As a conclusion of law from these facts, the said shows, when they commenced the journey, and continuing on the journey from Tucson to Phoenix, were in character moved in interstate commerce. The attempt of the Arizona Corporation Commission to prescribe rates chargeable for such movement of such interstate commerce is an interference with a matter with which the said Corporation Commission has no jurisdiction, and as a consequence the order violated by the Southern Pacific Company was void, and its violation did not subject the Southern Pacific Company to punishment.

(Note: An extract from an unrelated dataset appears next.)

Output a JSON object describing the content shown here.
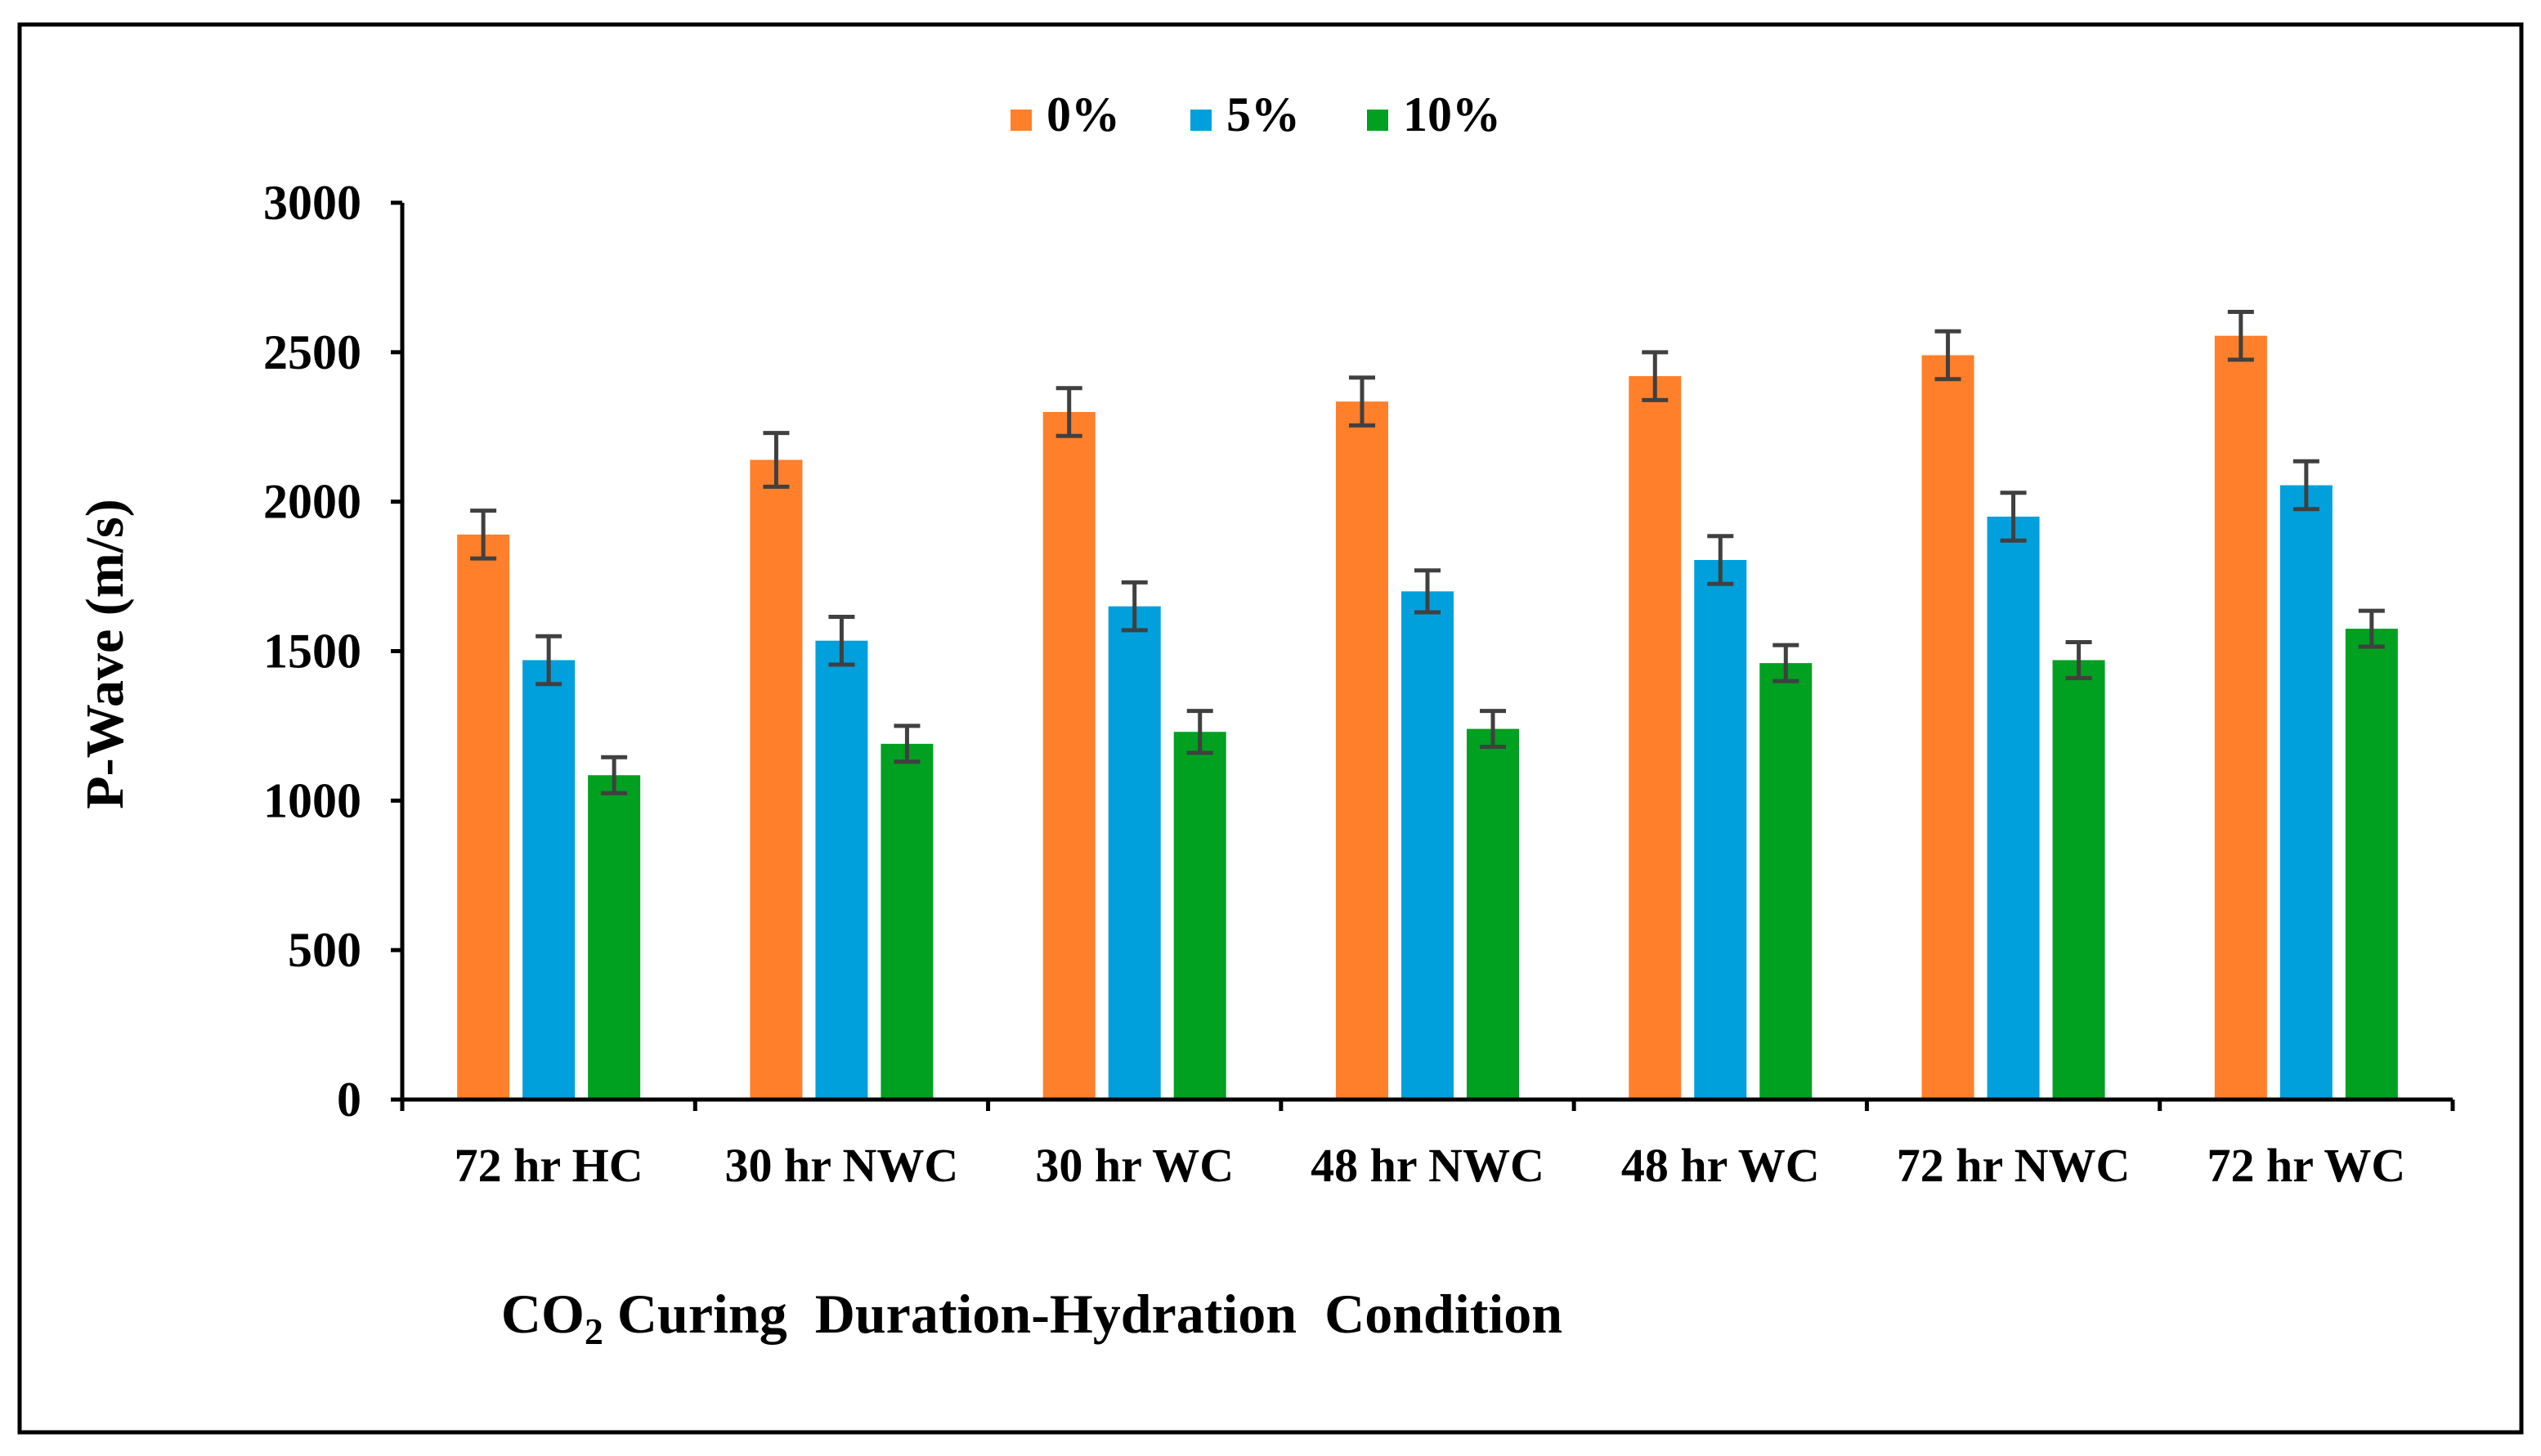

When goods have been delivered to a carrier for transportation to a destination in another state, and when they have actually started in the course of transportation to another state, such goods are in interstate commerce. Southern Pac. Terminal Co. v. Interstate Commerce Commission and Young, 219 U. S. 498, 55 L. Ed. 310, 31 Sup. Ct. Rep. 279; Texas & N. O. R. R. Co. v. Sabine Tram Co., 227 U. S. 111, 57 L. Ed. 442, 33 Sup. Ct. Rep. 229; Railroad Commission v. Worthington, 225 U. S. 101, 56 L. Ed. 1004, 32 Sup. Ct. Rep. 653; United States v. Union Stockyard, 226 U. S. 286, 57 L. Ed. 226, 33 Sup. Ct. Rep. 83; Gulf, C. & S. F. R. Co. v. Texas, 204 U. S. 403, 51 L. Ed. 540, 27 Sup Ct. Rep. 360; Easdale v. A., T. & S. F. Ry. Co., 100 Kan. 305, 164 Pac. 164 — citing Louisiana R. R. Com. v. T. & P. Ry., 229 U. S. 336, 57 L. Ed. 1215, 33 Sup. Ct. Rep. 837, and A., T. & S. F. Ry. Co. v. Harold, 241 U. S. 371, 60 L. Ed. 1050, 36 Sup. Ct. Rep. 665. Hence if the movement from Deming, New Mexico, *40to Tucson, Arizona, is considered as a completed transaction, certainly the movement from Tucson was commenced to terminate ultimately in the state of California, and the movement on the journey commenced, the object moved became impressed with the character of interstate commerce and the regulation of such movement as to rates of transportation remained exclusively with the Interstate Commerce Commission, because that authority had acted in the matter and prescribed the rate chargeable for the transportation of such class of commerce.
The judgment in this case is not sustained by the evidence nor by the law. I am of the opinion that the judgment should be vacated and the cause dismissed for the reason the Arizona Corporation Commission did not have power to make and enter the order of March 25, 1914, and therefore such order was a nullity, and the appellant’s failure to obey the order created no liability to punishment.